Step 4: File a writ in the High Court

Where the demand is plainly illegal, for example a retrospective enhancement with no notice at all, a writ petition in the High Court is an option. This is exactly the route that succeeded in the Popat case above. Get legal help before filing.

Common mistakes to avoid

  • Paying the supplementary demand to stay safe. Paying first can weaken your refund claim. Object before you pay where you can.
  • Treating a public notice as personal service. A noticeboard or newspaper notice does not replace the individual notice you are owed.
  • Missing the appeal deadline. Assessment appeals have strict time limits. Diarise the date the moment you get the order.
  • Going to the High Court first. Courts expect you to use the assessment tribunal where it can decide the matter. Skip it only when the illegality is clear.
  • Not preserving proof. Keep every bill, order, RTI reply, and acknowledgement. Your refund depends on the paper trail.

Frequently asked questions

Can a municipality really increase my property tax for past years?

It can revise your annual valuation, but only by following the law. That means serving you an individual notice, letting you file objections, and holding a hearing before fixing the higher figure. A back-dated enhancement done without these steps lacks authority of law under Article 265 and can be challenged.
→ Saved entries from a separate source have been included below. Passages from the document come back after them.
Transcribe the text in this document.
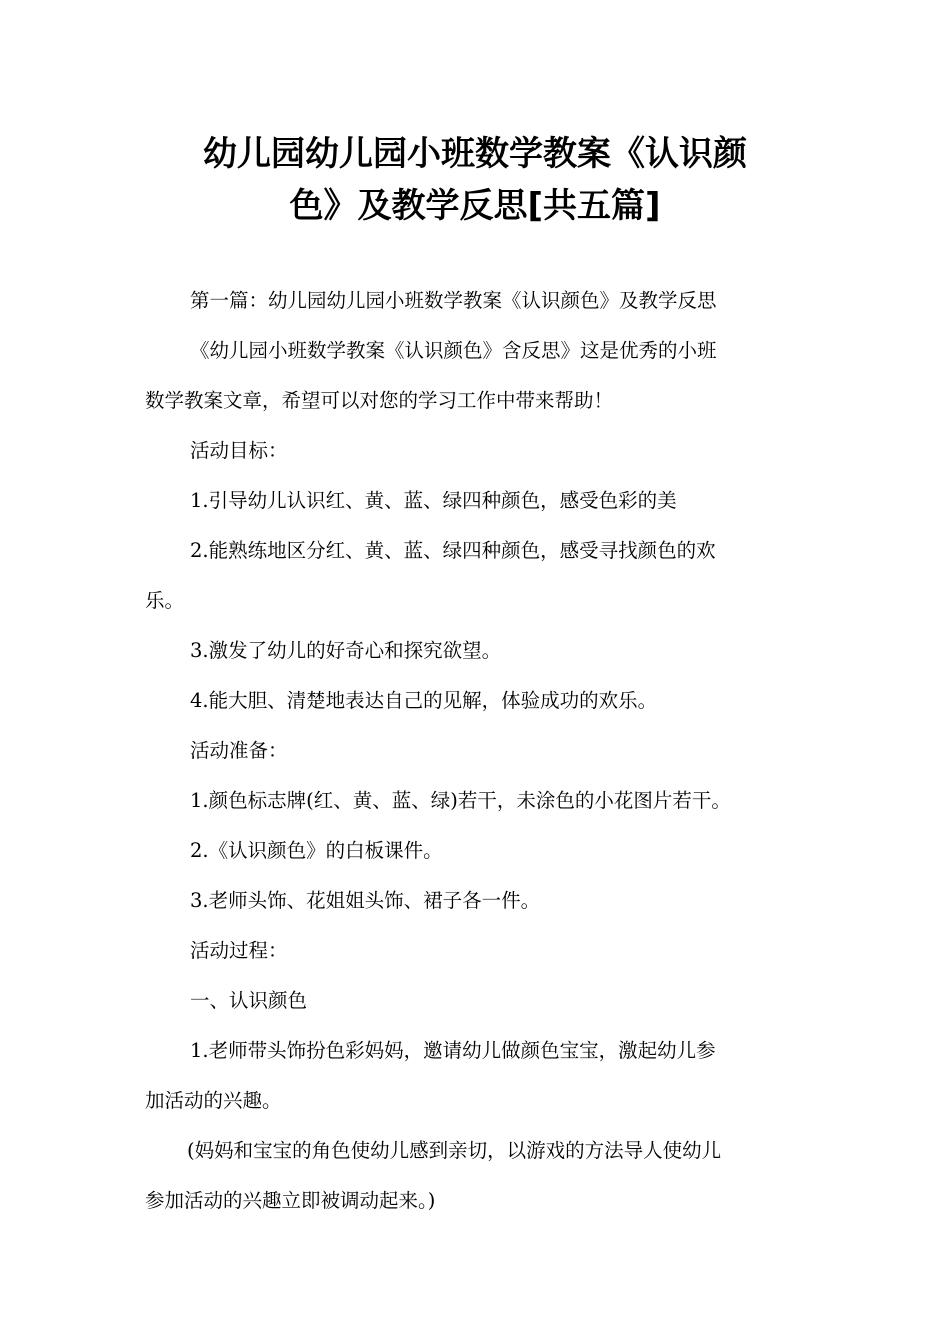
幼儿园幼儿园小班数学教案《认识颜
色》及教学反思[共五篇]

第一篇：幼儿园幼儿园小班数学教案《认识颜色》及教学反思

《幼儿园小班数学教案《认识颜色》含反思》这是优秀的小班

数学教案文章，希望可以对您的学习工作中带来帮助！

活动目标：

1.引导幼儿认识红、黄、蓝、绿四种颜色，感受色彩的美

2.能熟练地区分红、黄、蓝、绿四种颜色，感受寻找颜色的欢

乐。

3.激发了幼儿的好奇心和探究欲望。

4.能大胆、清楚地表达自己的见解，体验成功的欢乐。

活动准备：

1.颜色标志牌(红、黄、蓝、绿)若干，未涂色的小花图片若干。

2.《认识颜色》的白板课件。

3.老师头饰、花姐姐头饰、裙子各一件。

活动过程：

一、认识颜色

1.老师带头饰扮色彩妈妈，邀请幼儿做颜色宝宝，激起幼儿参

加活动的兴趣。

(妈妈和宝宝的角色使幼儿感到亲切，以游戏的方法导人使幼儿

参加活动的兴趣立即被调动起来。)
What counts as proper notice?

Proper notice is individual written notice served on you, the taxpayer, telling you that a revision is proposed and inviting your objection. A general newspaper advertisement or a noticeboard posting is not the same thing. If the Corporation cannot show it served you personally, the demand is open to challenge.

Will the court refund what I already paid?
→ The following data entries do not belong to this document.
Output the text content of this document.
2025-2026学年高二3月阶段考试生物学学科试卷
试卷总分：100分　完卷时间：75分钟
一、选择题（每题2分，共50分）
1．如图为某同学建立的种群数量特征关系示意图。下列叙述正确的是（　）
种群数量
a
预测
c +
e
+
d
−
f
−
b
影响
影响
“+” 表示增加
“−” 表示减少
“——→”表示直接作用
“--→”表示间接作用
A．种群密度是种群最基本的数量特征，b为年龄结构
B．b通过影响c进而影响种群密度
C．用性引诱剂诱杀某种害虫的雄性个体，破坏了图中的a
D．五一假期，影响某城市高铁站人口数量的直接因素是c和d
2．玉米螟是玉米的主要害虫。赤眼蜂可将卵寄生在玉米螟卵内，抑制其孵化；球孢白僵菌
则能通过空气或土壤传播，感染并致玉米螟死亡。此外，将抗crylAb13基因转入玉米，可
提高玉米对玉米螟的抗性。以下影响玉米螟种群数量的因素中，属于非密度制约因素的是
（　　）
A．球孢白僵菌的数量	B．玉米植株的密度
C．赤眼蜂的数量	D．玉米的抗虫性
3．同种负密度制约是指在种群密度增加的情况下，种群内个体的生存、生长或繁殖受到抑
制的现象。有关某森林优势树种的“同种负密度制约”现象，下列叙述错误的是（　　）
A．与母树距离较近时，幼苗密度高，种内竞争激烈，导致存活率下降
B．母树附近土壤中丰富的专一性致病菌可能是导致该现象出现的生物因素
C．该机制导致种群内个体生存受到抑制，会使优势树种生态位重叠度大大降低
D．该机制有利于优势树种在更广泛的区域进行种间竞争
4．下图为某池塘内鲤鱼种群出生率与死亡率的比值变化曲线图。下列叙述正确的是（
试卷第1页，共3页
It can. In the Calcutta High Court case, the Court not only quashed the enhancement and the supplementary demands, it ordered the Corporation to refund Rs 1,97,092 of excess collected within eight weeks. Refund of the excess is a normal consequence when an illegal demand is set aside.

Does this ruling apply across India?

It is a Calcutta High Court ruling, so it binds within that High Court's jurisdiction and is persuasive elsewhere. But its foundations, Article 265 and the natural justice rule of notice and hearing, apply nationwide. A homeowner in any state can rely on the same principle to challenge a back-dated demand made without notice.

I am an ordinary homeowner, not a company. Does this help me?

Yes. The litigant in the case was a property firm, but the principle is about how the State levies tax, not about who you are. Article 265 and natural justice protect every taxpayer equally. If your valuation was back-dated without notice and a hearing, the same reasoning works for your home.

Sources

  • Article 265, Constitution of India, no tax shall be levied or collected except by authority of law.
  • M/S Popat and Kotecha Property and Anr v. Kolkata Municipal Corporation and Ors., Calcutta High Court, WPO 3068 of 2022, judgment dated 15 June 2026, Justice Rai Chattopadhyay.